Contract conversion Daishen Nix adds to Houston Rockets’ young core
The Houston Rockets recently announced that they have converted rookie Daishen Nix’s two-way contract to a standard NBA contract. The move to secure Nix adds to Houston’s already impressive core of young prospects, which already includes rookies Jalen Green and Josh Christopher, and 21-year-old Kevin Porter Jr.
Nix has signed a four-year, $6 million contract, with the first two years fully guaranteed. The second two seasons will be non-guaranteed. The main distinction between this contract and others agreed by the Rockets with this same structure is that the second year in this case is guaranteed, in addition to the first year.
According to spotrac.com, the annual breakdown is as follows: $292,466 in the first year; $1.563 million in the second year; $1.836 million in the third year; and $1.988 million in the fourth year. The season one figure is the pro-rated rookie minimum for a remainder-of-season contract signed Feb. 15. The following amounts correspond to the predefined minimum amounts based on years of service, in accordance with the league’s collective bargaining rules. OK.
The Rockets presumably used what was left of their 2021-22 mid-tier exception to complete the trade, similar to how it was used earlier in the year to sign guard Armoni Brooks and pass Garrison Mathews to their respective contracts.
As part of the G League Ignite, Nix averaged 22.8 points, 7.3 assists, 6.1 rebounds and 2.3 steals in fifteen games played in 2021-22, in 34.8 minutes per game . He shot 50% from the floor, 40.3% on 3 (on 4.5 attempts per game).
Before the Rockets converted Nix’s contract, Rockets head coach Stephen Silas said, “[Houston Rockets general manager] Raphael [Stone] is like ‘You gotta watch this kid play.’ He is physical. He’s a leader, that’s for sure. He makes those around him better. He can go down. He shoots the ball much better than we expected or thought he could.
The Rockets seem inclined to bring Nix in slowly, given the youth block already existing in the backcourt.
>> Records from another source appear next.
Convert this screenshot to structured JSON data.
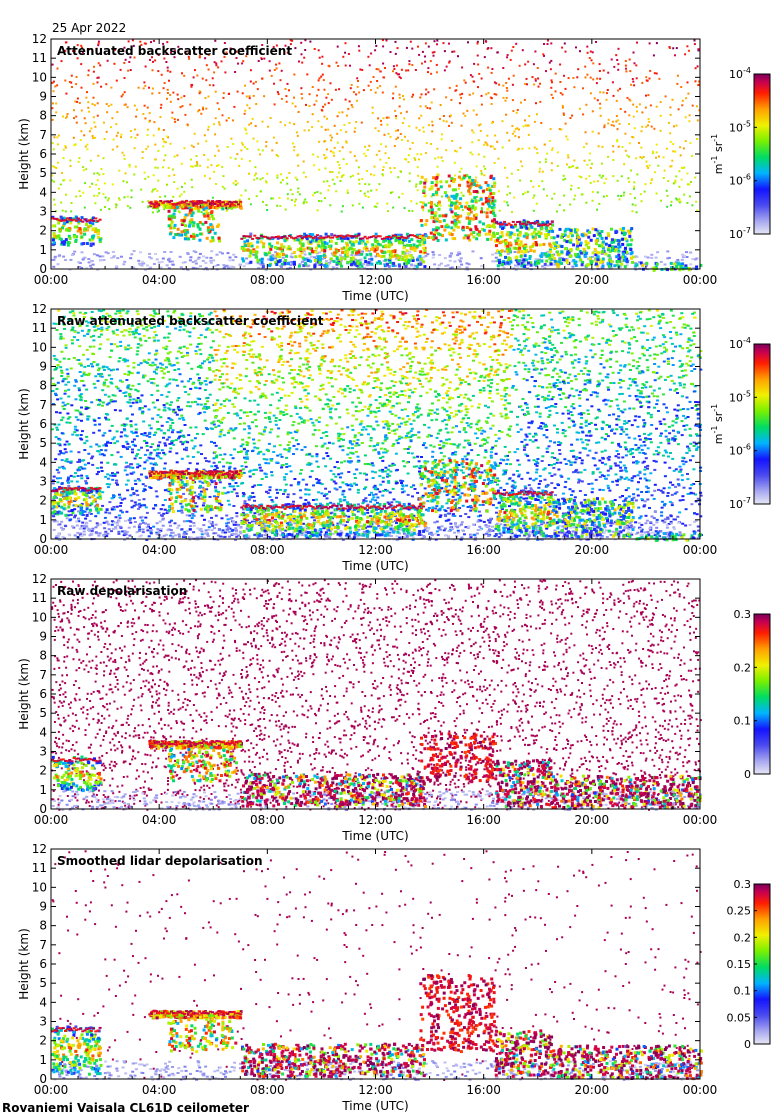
{
  "date": "25 Apr 2022",
  "footer": "Rovaniemi Vaisala CL61D ceilometer",
  "chart_data": [
    {
      "type": "heatmap",
      "title": "Attenuated backscatter coefficient",
      "xlabel": "Time (UTC)",
      "ylabel": "Height (km)",
      "xticks": [
        "00:00",
        "04:00",
        "08:00",
        "12:00",
        "16:00",
        "20:00",
        "00:00"
      ],
      "yticks": [
        "0",
        "1",
        "2",
        "3",
        "4",
        "5",
        "6",
        "7",
        "8",
        "9",
        "10",
        "11",
        "12"
      ],
      "ylim": [
        0,
        12
      ],
      "xlim_hours": [
        0,
        24
      ],
      "colorbar": {
        "scale": "log",
        "min": "1e-7",
        "max": "1e-4",
        "ticks": [
          {
            "base": "10",
            "exp": "-4"
          },
          {
            "base": "10",
            "exp": "-5"
          },
          {
            "base": "10",
            "exp": "-6"
          },
          {
            "base": "10",
            "exp": "-7"
          }
        ],
        "unit_main": [
          "m",
          "sr"
        ],
        "unit_exp": [
          "-1",
          "-1"
        ]
      },
      "noise": "sparse",
      "features": [
        {
          "t0": 0.0,
          "t1": 1.8,
          "h0": 1.3,
          "h1": 2.8,
          "shape": "cloud"
        },
        {
          "t0": 3.6,
          "t1": 7.0,
          "h0": 3.1,
          "h1": 3.7,
          "shape": "layer"
        },
        {
          "t0": 4.3,
          "t1": 6.3,
          "h0": 1.5,
          "h1": 3.3,
          "shape": "streaks"
        },
        {
          "t0": 7.0,
          "t1": 13.8,
          "h0": 0.2,
          "h1": 1.9,
          "shape": "cloud"
        },
        {
          "t0": 13.6,
          "t1": 16.4,
          "h0": 1.5,
          "h1": 5.0,
          "shape": "plume"
        },
        {
          "t0": 16.4,
          "t1": 18.5,
          "h0": 0.2,
          "h1": 2.6,
          "shape": "cloud"
        },
        {
          "t0": 18.5,
          "t1": 21.5,
          "h0": 0.2,
          "h1": 2.2,
          "shape": "low"
        },
        {
          "t0": 21.5,
          "t1": 24.0,
          "h0": 0.0,
          "h1": 0.4,
          "shape": "low"
        }
      ]
    },
    {
      "type": "heatmap",
      "title": "Raw attenuated backscatter coefficient",
      "xlabel": "Time (UTC)",
      "ylabel": "Height (km)",
      "xticks": [
        "00:00",
        "04:00",
        "08:00",
        "12:00",
        "16:00",
        "20:00",
        "00:00"
      ],
      "yticks": [
        "0",
        "1",
        "2",
        "3",
        "4",
        "5",
        "6",
        "7",
        "8",
        "9",
        "10",
        "11",
        "12"
      ],
      "ylim": [
        0,
        12
      ],
      "xlim_hours": [
        0,
        24
      ],
      "colorbar": {
        "scale": "log",
        "min": "1e-7",
        "max": "1e-4",
        "ticks": [
          {
            "base": "10",
            "exp": "-4"
          },
          {
            "base": "10",
            "exp": "-5"
          },
          {
            "base": "10",
            "exp": "-6"
          },
          {
            "base": "10",
            "exp": "-7"
          }
        ],
        "unit_main": [
          "m",
          "sr"
        ],
        "unit_exp": [
          "-1",
          "-1"
        ]
      },
      "noise": "dense",
      "features": [
        {
          "t0": 0.0,
          "t1": 1.8,
          "h0": 1.3,
          "h1": 2.8,
          "shape": "cloud"
        },
        {
          "t0": 3.6,
          "t1": 7.0,
          "h0": 3.1,
          "h1": 3.7,
          "shape": "layer"
        },
        {
          "t0": 4.3,
          "t1": 6.3,
          "h0": 1.5,
          "h1": 3.3,
          "shape": "streaks"
        },
        {
          "t0": 7.0,
          "t1": 13.8,
          "h0": 0.2,
          "h1": 1.9,
          "shape": "cloud"
        },
        {
          "t0": 13.6,
          "t1": 16.4,
          "h0": 1.5,
          "h1": 4.2,
          "shape": "plume"
        },
        {
          "t0": 16.4,
          "t1": 18.5,
          "h0": 0.2,
          "h1": 2.6,
          "shape": "cloud"
        },
        {
          "t0": 18.5,
          "t1": 21.5,
          "h0": 0.2,
          "h1": 2.2,
          "shape": "low"
        },
        {
          "t0": 21.5,
          "t1": 24.0,
          "h0": 0.0,
          "h1": 0.4,
          "shape": "low"
        }
      ]
    },
    {
      "type": "heatmap",
      "title": "Raw depolarisation",
      "xlabel": "Time (UTC)",
      "ylabel": "Height (km)",
      "xticks": [
        "00:00",
        "04:00",
        "08:00",
        "12:00",
        "16:00",
        "20:00",
        "00:00"
      ],
      "yticks": [
        "0",
        "1",
        "2",
        "3",
        "4",
        "5",
        "6",
        "7",
        "8",
        "9",
        "10",
        "11",
        "12"
      ],
      "ylim": [
        0,
        12
      ],
      "xlim_hours": [
        0,
        24
      ],
      "colorbar": {
        "scale": "linear",
        "min": 0,
        "max": 0.3,
        "ticks": [
          "0.3",
          "0.2",
          "0.1",
          "0"
        ]
      },
      "noise": "purple",
      "features": [
        {
          "t0": 0.0,
          "t1": 1.8,
          "h0": 1.0,
          "h1": 2.8,
          "shape": "cloud"
        },
        {
          "t0": 3.6,
          "t1": 7.0,
          "h0": 3.1,
          "h1": 3.7,
          "shape": "layer"
        },
        {
          "t0": 4.3,
          "t1": 6.8,
          "h0": 1.5,
          "h1": 3.3,
          "shape": "streaks"
        },
        {
          "t0": 7.0,
          "t1": 13.8,
          "h0": 0.2,
          "h1": 1.9,
          "shape": "depol"
        },
        {
          "t0": 13.6,
          "t1": 16.4,
          "h0": 1.5,
          "h1": 4.0,
          "shape": "depolplume"
        },
        {
          "t0": 16.4,
          "t1": 18.5,
          "h0": 0.2,
          "h1": 2.6,
          "shape": "depol"
        },
        {
          "t0": 18.5,
          "t1": 24.0,
          "h0": 0.1,
          "h1": 1.8,
          "shape": "depol"
        }
      ]
    },
    {
      "type": "heatmap",
      "title": "Smoothed lidar depolarisation",
      "xlabel": "Time (UTC)",
      "ylabel": "Height (km)",
      "xticks": [
        "00:00",
        "04:00",
        "08:00",
        "12:00",
        "16:00",
        "20:00",
        "00:00"
      ],
      "yticks": [
        "0",
        "1",
        "2",
        "3",
        "4",
        "5",
        "6",
        "7",
        "8",
        "9",
        "10",
        "11",
        "12"
      ],
      "ylim": [
        0,
        12
      ],
      "xlim_hours": [
        0,
        24
      ],
      "colorbar": {
        "scale": "linear",
        "min": 0,
        "max": 0.3,
        "ticks": [
          "0.3",
          "0.25",
          "0.2",
          "0.15",
          "0.1",
          "0.05",
          "0"
        ]
      },
      "noise": "sparsepurple",
      "features": [
        {
          "t0": 0.0,
          "t1": 1.8,
          "h0": 0.3,
          "h1": 2.8,
          "shape": "cloud"
        },
        {
          "t0": 3.6,
          "t1": 7.0,
          "h0": 3.1,
          "h1": 3.7,
          "shape": "layer"
        },
        {
          "t0": 4.3,
          "t1": 6.8,
          "h0": 1.5,
          "h1": 3.3,
          "shape": "streaks"
        },
        {
          "t0": 7.0,
          "t1": 13.8,
          "h0": 0.2,
          "h1": 1.9,
          "shape": "depol"
        },
        {
          "t0": 13.6,
          "t1": 16.4,
          "h0": 1.5,
          "h1": 5.5,
          "shape": "depolplume"
        },
        {
          "t0": 16.4,
          "t1": 18.5,
          "h0": 0.2,
          "h1": 2.6,
          "shape": "depol"
        },
        {
          "t0": 18.5,
          "t1": 24.0,
          "h0": 0.1,
          "h1": 1.8,
          "shape": "depol"
        }
      ]
    }
  ]
}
The addition of veteran point guard Dennis Schroder to the trade deadline – acquired in a trade with Boston – made minutes even harder to come by. Christopher, who had averaged 20.9 minutes per game in his last 32 games (after breaking the rotation) played only nine and eleven minutes respectively in the two games following the trade.
Porter is currently the starter at the moment, but he too is learning the playmaking position, with the team prioritizing his development this season. The organization can afford to take their time on Nix who is now under contract for the next four years.